I would like to delete incomplete cases from each dataframes of a nested tibble. I did try to use the map function (purrr package), but I received the following error message "Error in parent.env(x) : argument is not an environment". I do not understand what is the problem.
Here is a reproductible example.
library(tidyverse)
gapminder_orig <- read.csv("https://raw.githubusercontent.com/swcarpentry/r-novice-gapminder/gh-pages/_episodes_rmd/data/gapminder-FiveYearData.csv")
gapminder_orig <- gapminder_orig %>%
dplyr::select(continent, country, year, pop, lifeExp, gdpPercap)
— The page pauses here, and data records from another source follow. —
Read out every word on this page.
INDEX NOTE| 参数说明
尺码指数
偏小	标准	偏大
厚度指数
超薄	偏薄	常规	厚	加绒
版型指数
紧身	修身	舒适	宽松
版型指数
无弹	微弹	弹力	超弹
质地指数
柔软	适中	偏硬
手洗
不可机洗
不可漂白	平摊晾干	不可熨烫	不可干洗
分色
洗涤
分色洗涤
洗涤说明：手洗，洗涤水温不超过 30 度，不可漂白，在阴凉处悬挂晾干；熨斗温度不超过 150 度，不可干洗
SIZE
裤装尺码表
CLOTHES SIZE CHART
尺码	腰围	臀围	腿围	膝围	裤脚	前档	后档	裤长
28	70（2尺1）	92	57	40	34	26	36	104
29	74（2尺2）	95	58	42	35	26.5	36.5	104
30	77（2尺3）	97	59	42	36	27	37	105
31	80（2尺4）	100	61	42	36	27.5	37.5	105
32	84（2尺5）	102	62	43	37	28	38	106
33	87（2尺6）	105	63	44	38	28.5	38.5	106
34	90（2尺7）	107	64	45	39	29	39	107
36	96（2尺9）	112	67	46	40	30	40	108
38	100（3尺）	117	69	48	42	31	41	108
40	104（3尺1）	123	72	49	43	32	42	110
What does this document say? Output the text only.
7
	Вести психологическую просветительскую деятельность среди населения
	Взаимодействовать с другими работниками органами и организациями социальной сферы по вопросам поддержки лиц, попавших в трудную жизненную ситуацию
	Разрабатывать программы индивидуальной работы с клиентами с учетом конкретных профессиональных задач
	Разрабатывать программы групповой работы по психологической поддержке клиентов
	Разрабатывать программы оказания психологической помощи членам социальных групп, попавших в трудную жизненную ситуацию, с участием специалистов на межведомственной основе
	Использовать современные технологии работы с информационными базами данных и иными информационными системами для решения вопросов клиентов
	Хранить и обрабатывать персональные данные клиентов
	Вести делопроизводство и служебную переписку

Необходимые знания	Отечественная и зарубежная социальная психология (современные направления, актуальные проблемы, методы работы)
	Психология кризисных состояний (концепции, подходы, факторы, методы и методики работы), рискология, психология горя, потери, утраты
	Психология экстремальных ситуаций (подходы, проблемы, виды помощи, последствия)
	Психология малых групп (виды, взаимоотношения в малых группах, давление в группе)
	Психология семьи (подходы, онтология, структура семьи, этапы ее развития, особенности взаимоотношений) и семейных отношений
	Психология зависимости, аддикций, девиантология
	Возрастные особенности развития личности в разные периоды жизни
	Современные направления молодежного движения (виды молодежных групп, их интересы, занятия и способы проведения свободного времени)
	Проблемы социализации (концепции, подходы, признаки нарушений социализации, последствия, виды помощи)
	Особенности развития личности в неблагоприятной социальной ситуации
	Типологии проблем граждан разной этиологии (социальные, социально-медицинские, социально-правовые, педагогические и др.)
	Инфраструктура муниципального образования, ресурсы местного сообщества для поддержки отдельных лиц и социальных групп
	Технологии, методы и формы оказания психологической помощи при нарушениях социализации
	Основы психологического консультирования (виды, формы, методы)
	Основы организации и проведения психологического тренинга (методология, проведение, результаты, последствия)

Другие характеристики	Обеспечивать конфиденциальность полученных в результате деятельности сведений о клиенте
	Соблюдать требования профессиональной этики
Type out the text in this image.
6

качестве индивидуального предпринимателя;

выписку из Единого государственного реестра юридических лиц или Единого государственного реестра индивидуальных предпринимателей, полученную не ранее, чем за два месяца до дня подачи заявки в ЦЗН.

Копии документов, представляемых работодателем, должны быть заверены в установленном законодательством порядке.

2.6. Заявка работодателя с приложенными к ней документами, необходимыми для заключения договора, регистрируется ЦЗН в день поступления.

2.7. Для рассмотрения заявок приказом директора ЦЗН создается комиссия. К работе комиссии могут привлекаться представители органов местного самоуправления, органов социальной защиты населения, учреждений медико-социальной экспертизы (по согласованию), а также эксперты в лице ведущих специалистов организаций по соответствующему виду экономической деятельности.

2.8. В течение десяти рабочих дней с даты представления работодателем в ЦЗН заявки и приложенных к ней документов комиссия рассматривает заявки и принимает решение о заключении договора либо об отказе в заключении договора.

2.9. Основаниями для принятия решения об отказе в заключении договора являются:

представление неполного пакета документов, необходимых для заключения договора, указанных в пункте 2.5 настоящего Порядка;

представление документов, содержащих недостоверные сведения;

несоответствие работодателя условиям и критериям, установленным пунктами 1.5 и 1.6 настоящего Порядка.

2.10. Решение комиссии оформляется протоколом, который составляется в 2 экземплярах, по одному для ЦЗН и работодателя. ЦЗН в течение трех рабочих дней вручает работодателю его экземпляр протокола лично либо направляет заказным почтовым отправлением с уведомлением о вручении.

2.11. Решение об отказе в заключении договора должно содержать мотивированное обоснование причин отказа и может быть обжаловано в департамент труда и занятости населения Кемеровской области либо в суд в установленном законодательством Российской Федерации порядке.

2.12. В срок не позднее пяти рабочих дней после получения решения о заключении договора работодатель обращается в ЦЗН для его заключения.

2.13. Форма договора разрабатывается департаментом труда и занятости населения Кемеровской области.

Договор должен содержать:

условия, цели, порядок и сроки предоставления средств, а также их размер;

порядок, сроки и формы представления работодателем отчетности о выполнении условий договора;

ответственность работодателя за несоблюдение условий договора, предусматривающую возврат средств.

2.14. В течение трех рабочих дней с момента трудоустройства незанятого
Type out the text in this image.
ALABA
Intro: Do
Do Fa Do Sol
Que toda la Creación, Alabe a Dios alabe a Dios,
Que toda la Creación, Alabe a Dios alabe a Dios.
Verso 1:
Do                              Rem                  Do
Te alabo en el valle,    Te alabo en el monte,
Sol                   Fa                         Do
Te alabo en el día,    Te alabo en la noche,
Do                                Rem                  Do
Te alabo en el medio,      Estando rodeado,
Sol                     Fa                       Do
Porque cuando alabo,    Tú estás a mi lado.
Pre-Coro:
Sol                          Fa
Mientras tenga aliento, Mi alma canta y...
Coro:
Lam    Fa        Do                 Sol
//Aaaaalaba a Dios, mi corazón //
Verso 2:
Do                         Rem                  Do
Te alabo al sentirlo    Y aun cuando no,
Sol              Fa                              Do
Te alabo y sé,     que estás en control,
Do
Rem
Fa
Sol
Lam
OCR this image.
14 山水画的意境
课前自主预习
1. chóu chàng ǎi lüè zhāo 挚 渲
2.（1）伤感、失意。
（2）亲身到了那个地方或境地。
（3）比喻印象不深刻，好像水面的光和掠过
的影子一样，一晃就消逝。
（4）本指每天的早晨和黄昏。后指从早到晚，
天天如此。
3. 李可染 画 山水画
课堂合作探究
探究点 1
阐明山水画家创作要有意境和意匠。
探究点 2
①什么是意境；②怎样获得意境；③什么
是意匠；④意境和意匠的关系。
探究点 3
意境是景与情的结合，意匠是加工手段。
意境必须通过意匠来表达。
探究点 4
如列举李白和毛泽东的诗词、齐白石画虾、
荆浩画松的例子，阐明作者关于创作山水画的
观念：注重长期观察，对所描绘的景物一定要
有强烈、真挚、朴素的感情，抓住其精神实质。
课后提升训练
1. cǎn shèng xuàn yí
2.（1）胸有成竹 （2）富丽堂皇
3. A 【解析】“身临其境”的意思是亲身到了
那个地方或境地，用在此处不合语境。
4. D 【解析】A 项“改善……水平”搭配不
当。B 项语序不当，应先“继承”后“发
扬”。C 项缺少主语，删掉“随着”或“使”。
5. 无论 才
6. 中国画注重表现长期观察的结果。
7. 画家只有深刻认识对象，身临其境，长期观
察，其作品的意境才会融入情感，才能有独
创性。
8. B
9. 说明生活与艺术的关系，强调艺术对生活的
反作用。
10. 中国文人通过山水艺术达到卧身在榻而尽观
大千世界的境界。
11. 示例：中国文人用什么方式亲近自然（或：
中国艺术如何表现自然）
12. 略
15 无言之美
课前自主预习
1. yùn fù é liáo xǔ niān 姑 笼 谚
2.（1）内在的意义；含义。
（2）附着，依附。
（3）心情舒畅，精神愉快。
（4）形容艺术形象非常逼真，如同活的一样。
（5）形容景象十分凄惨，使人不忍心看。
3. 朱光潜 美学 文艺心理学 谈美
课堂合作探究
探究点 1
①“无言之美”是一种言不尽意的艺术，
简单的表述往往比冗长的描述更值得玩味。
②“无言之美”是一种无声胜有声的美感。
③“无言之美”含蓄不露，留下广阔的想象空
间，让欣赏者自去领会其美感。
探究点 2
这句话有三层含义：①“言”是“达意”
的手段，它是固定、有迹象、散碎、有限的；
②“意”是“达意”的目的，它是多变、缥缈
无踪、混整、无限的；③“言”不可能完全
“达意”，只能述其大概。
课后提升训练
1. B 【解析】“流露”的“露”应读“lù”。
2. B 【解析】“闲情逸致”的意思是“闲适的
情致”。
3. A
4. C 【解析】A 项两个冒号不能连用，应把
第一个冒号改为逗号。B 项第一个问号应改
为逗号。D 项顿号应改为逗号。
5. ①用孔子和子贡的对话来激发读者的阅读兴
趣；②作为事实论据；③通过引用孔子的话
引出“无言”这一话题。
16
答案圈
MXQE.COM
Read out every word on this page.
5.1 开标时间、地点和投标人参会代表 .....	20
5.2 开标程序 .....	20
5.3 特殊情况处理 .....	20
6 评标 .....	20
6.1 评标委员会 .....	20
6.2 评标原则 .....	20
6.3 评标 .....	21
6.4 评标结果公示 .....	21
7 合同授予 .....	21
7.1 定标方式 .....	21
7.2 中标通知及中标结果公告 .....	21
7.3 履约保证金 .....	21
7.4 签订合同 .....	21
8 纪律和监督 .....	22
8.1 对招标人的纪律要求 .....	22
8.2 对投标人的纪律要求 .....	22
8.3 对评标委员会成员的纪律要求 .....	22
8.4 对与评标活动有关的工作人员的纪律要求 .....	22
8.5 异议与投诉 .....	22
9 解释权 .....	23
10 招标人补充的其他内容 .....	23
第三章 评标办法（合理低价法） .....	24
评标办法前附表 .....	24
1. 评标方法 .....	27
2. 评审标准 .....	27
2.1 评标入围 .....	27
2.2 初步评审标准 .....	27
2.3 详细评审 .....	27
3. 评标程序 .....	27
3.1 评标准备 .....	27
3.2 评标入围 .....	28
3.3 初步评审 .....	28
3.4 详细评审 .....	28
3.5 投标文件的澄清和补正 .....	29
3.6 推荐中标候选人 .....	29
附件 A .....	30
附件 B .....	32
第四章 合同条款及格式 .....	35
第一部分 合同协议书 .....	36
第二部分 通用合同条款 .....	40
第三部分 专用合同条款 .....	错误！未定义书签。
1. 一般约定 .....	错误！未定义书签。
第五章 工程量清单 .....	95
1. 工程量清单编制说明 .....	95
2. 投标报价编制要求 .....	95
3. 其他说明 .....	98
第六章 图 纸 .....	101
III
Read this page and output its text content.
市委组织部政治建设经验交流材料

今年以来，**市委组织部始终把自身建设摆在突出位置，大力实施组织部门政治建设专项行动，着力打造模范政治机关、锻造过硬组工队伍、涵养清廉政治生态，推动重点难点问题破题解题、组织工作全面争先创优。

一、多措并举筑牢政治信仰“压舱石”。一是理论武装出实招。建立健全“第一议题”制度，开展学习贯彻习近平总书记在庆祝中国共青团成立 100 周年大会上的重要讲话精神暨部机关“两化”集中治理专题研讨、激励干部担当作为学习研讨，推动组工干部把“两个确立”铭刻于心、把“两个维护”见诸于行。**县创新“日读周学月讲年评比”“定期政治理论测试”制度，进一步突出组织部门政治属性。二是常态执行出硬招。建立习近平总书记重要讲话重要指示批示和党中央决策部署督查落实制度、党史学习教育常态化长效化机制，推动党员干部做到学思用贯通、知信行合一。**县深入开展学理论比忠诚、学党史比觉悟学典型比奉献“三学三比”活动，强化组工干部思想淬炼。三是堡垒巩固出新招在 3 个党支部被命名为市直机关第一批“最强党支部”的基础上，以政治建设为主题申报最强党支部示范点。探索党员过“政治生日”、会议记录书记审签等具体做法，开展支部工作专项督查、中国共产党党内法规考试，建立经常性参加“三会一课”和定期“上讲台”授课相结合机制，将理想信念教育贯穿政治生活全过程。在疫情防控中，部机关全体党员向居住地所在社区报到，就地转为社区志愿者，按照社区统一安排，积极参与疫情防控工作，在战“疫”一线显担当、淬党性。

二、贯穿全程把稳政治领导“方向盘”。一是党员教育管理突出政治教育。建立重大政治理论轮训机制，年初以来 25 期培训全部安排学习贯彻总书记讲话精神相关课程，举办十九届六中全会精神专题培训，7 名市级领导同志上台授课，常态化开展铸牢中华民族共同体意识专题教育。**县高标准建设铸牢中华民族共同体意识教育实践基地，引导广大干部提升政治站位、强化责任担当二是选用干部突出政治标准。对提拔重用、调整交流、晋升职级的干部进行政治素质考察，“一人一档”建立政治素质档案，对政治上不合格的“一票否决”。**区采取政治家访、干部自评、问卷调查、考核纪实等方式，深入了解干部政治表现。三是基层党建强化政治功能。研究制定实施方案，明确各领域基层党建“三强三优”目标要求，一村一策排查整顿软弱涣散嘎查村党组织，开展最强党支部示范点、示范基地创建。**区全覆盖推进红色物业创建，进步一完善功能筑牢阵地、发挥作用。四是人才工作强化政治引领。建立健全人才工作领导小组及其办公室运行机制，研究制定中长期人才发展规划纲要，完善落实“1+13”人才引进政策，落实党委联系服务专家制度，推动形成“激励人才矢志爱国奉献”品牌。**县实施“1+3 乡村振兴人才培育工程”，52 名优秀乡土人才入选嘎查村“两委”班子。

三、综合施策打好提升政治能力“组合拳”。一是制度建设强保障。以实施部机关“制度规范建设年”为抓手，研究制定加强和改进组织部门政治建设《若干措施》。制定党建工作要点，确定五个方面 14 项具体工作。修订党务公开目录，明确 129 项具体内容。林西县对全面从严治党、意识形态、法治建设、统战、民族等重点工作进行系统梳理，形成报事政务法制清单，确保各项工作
data_with_NA<-map_df(gapminder_orig[,4:6], function(x) {x[sample(c(TRUE, NA), prob = c(0.8, 0.2), size = length(x), replace = TRUE)]})
gapminder_orig_with_NA<-gapminder_orig %>%
mutate(pop=data_with_NA$pop, lifeExp=data_with_NA$lifeExp, gdpPercap=data_with_NA$gdpPercap)
gapminder_nested <- gapminder_orig_with_NA %>%
mutate(dummy_var= sample(1:3, nrow(gapminder_orig_with_NA), replace=TRUE)) %>%
group_by(continent) %>%
nest() %>%
add_column(Type=c("Full", "Full", "Subset","Subset","Subset")) %>%
add_column(Sector=c("Agriculture", "Banking", "Agriculture", "Banking", "Agriculture"))
gapminder_nested
remove_NA<-function(x) {
y <- x[complete.cases(x),]
return(y)
}
remove_NAz<-function(x, z) {
y <- x[complete.cases(x),]
return(y)
}
test<-gapminder_nested %>%
#mutate(data2 = map(.x=data, .f=filter(complete.cases(.x)))) #Does not work
#mutate(data2 = map(.x=data, .f=na.omit)) #Does not work
#mutate(data2 = map(data, ~ map_dfc(., na.omit))) #Does not work
#mutate(data2 = map(data, function(.x) remove_NA(.x))) #Does not work
mutate(data2= map2(data, Type, function(.x, .z) remove_NAz(.x, .z))) #Work but not elegant
Any idea of what is going wrong with the calls to map function? Why does it work with map2?
Thanks!